Wednesday, February 4, 2015

Loneliness

American Literature
Ryan Ma
Ms. Hudak
2015/2/3
                                                                                                Loneliness
            Loneliness is not being alone. No one likes loneliness. Someone has friends but they are not around him/her, it’s called alone. If you have nothing but yourself in your world, it’s called lonely. Loneliness is nothing to do with the people around you, because it’s all about yourself. The only time I feel lonely is 2 years ago. Since I have a really huge family, so I always have my relatives around me. This time, I have no relatives.
            The second year I live in America my cousin went to another school, but I didn’t. He didn’t tell me that he went to another school, so I came to America by myself. I did not have friends in that school, so I was going to a place that I did not like.
            My dad and me went in to the airport, and I checked all my stuff. I walked with my dad, and I slowed down my steps. It was the last few hours in my country in that year and it was also the last few minutes I could spend with my dad in that year. The first word came in to my mind was cruel, because I was a 16-year-old boy. Before I walked in to the door, my dad said “have a safe flight, remember to call me when you get there.” His voice always makes me feel safe so does this time. I said ok, and I could not say anything else because I noticed my voice was not right, so I hugged my dad and kissed his face. I turned around, and I made myself to not cry.
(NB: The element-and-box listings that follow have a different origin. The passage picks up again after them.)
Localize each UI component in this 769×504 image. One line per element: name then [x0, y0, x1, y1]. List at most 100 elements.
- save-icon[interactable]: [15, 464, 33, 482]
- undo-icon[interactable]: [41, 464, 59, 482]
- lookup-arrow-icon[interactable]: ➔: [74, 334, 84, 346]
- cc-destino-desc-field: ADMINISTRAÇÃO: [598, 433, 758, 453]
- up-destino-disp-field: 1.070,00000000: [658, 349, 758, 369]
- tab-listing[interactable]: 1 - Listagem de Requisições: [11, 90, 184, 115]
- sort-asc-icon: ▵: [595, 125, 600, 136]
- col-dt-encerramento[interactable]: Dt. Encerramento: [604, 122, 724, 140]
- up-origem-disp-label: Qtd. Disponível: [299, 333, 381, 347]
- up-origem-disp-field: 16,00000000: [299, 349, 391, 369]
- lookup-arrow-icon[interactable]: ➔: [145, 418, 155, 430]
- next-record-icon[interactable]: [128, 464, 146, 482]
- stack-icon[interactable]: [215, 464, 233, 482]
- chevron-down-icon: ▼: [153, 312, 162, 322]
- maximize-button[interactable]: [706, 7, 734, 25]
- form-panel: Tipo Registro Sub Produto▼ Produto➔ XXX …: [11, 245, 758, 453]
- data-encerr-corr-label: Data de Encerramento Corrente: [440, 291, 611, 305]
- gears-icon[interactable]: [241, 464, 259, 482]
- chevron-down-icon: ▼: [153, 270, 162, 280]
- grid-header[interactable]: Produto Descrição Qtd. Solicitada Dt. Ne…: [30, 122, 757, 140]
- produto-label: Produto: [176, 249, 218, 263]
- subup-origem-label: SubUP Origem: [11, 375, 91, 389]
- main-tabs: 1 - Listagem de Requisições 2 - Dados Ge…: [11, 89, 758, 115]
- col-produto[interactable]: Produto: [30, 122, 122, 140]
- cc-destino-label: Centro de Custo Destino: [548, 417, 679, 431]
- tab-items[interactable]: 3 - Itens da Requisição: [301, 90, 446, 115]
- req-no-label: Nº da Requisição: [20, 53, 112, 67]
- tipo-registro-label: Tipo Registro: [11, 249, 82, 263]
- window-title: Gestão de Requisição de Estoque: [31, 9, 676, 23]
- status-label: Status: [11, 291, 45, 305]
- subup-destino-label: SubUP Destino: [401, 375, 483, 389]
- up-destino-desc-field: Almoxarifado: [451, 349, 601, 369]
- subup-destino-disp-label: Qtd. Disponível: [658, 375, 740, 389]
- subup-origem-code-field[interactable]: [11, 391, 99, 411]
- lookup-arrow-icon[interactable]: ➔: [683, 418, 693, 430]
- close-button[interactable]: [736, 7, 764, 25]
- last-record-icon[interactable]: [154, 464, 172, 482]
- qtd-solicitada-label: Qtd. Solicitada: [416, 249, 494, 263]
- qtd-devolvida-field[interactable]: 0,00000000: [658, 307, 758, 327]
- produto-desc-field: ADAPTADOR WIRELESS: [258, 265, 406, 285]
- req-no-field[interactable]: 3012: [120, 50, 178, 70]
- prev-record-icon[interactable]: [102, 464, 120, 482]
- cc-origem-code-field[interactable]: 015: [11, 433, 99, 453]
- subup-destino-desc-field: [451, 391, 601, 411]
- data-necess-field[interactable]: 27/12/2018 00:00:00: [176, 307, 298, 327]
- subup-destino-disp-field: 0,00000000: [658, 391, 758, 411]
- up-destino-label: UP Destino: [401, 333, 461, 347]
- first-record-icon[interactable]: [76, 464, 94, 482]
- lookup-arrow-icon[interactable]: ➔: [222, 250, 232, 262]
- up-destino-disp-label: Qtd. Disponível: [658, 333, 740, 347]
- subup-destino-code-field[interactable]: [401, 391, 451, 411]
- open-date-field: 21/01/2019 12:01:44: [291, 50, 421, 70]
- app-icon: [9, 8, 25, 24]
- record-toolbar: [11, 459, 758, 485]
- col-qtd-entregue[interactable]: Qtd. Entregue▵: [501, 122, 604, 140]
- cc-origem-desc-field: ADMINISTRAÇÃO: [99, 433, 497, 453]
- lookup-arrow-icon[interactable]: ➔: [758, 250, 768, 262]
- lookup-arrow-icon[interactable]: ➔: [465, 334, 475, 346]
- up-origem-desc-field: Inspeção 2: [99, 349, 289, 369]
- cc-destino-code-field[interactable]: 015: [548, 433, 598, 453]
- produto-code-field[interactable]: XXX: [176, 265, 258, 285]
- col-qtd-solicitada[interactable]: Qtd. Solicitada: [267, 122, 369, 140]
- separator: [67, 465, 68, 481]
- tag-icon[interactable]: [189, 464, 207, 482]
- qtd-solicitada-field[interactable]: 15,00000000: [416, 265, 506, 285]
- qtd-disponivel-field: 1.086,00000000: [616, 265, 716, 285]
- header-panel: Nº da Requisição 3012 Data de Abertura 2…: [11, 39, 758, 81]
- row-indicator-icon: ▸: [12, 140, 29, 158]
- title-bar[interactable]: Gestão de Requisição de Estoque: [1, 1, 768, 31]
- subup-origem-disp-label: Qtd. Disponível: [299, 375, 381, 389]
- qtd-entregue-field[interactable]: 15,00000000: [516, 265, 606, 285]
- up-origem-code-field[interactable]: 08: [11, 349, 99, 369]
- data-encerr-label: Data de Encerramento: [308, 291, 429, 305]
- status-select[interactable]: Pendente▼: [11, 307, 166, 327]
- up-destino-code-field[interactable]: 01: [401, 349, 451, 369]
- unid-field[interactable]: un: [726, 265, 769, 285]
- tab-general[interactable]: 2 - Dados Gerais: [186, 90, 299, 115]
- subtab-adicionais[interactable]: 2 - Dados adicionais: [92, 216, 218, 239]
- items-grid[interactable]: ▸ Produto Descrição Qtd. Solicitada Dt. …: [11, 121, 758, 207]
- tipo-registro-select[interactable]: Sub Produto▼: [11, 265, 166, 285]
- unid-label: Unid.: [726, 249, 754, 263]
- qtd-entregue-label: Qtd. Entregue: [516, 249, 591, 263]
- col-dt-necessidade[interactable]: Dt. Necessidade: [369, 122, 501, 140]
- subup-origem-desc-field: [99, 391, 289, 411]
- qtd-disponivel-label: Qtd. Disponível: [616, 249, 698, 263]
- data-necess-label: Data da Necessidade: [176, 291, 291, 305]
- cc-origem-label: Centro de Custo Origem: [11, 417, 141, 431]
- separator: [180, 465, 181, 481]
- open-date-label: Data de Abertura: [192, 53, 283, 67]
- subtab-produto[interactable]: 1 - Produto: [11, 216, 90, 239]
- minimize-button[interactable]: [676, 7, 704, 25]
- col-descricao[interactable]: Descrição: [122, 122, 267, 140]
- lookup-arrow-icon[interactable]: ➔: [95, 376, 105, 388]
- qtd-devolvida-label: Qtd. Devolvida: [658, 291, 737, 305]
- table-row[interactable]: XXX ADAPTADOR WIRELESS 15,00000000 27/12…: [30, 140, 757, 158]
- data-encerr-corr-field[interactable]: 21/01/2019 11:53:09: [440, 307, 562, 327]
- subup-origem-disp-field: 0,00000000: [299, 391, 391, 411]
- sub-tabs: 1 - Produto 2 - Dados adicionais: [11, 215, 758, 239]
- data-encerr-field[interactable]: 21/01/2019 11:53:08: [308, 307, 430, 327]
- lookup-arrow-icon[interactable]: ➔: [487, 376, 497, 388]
When I walked in the door, I could feel that my dad was watching me, but I did not look back. I knew if I looked back at that point, I would cry. The reason that I wanted cry was I did not spend a lot time with my dad, because he had his job in my hometown but me and my mom moved in the city.
            I got in to the airplane, and I lay down in the chair. I called my parents before the flight attendant told me to turn off my phone. I finished the talk with my parents, and I cried right after I hung up the phone. I felt so sad, because whenever I thought about the place that I was going to, I couldn’t tell myself everything is all right like I used to do. I really felt helpless at that time. I missed all my family members and all my friends since I got in the airplane. All those memories just came in to my mind, I knew my family loves me, and I love them too.
            Now, I can tell you what I did in that year. First, I call my parents every morning at 9. Second, I count how many days left that I can go back to home. Last, I go to bed very early so I can pass the day very fast. I call my parents so I don’t have to miss them too much. How many days left can give me a hope. Sleep early makes me feel better. For a 16-year-old boy, for me, it is cruel and lonely.

            If my parents would ask me about where to study, I would say China. I hate being lonely. My schoolmates, and my friends, please love your family and spend your time with them.